Ominous looking grey skies and an early glut of rain looked set to put a dampener on the final day of the extravaganza.

Doubt over whether the Vulcan would even make it to the town loomed, with organisers deciding to bring its appearance forward in a bid to beat the bad weather.

Shortly after 1pm, however, the sun began to pierce through, the clouds started to clear and the gloom was firmly lifted as the Sea Vixen roared across the seafront to mark the beginning of another show-stopping afternoon.

See all our pictures from day four of the Air Festival in a gallery 

Tumbles and turns from the Blades followed before a stunning display from French aerobatics team La Patroille Reva.

A show of precision skill from the Royal Navy Black Cats followed before the solo Matador gave a masterclass in aerobatics.

Seventy years after she came into service, Boeing B-17G Flying Fortress, Sally B, flew into town next.

The nostalgia continued with the Battle of Britain Memorial Flight, the commentator reminding crowds over the loud speakers that the average age of Spitfire pilots in World War II was 22 – and that their life expectancy thereafter was four weeks.
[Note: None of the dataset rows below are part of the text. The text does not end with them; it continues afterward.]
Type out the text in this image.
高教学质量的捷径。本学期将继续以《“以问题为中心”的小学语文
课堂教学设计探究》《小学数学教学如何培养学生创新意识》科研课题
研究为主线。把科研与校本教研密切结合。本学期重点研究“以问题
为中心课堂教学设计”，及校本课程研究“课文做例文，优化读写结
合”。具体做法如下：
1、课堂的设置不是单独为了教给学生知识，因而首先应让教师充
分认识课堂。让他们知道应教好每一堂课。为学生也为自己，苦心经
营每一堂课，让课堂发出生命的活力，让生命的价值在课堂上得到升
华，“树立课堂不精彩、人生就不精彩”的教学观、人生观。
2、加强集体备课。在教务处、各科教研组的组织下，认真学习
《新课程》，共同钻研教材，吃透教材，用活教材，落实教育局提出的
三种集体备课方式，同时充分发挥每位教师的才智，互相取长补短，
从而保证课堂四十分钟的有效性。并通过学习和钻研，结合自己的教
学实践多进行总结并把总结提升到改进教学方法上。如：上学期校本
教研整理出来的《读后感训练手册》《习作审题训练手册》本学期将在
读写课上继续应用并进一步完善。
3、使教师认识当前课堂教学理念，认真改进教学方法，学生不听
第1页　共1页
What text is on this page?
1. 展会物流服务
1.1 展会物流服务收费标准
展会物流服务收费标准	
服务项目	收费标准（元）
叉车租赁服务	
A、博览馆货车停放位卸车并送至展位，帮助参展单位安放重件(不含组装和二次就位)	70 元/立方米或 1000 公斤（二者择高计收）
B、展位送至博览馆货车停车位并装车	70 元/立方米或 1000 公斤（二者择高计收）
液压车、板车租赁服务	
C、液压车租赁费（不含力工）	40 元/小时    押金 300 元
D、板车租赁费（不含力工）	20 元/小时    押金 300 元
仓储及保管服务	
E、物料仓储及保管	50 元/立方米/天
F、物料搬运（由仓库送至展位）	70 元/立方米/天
Next came the Red Arrows, shooting across the seafront at hundreds of miles an hour, again prompting practically every spectator on the beach to reach for their cameras.

They did not disappoint. Breathtaking manoeuvres, daring dips and dives, multi-coloured smoke left hanging in the air. The rapturous applause from the watching crowd was as thoroughly deserved as ever.

Then, at 3.30pm, it was the moment everyone had been waiting for. The thunderous roar of the Vulcan is unmistakable – and will not be heard on these shores again.

Watch footage of the Vulcan's final flight in Bournemouth here

“Bye bye rockstar,” the commentator lamented.

“You will be missed.”

The Hawk T2s followed, before an impressive technical display from the RAF Chinooks wowed the crowds.

Last but by no means least was the ear-splitting Typhoon, bringing the day’s flights to a thrilling climax.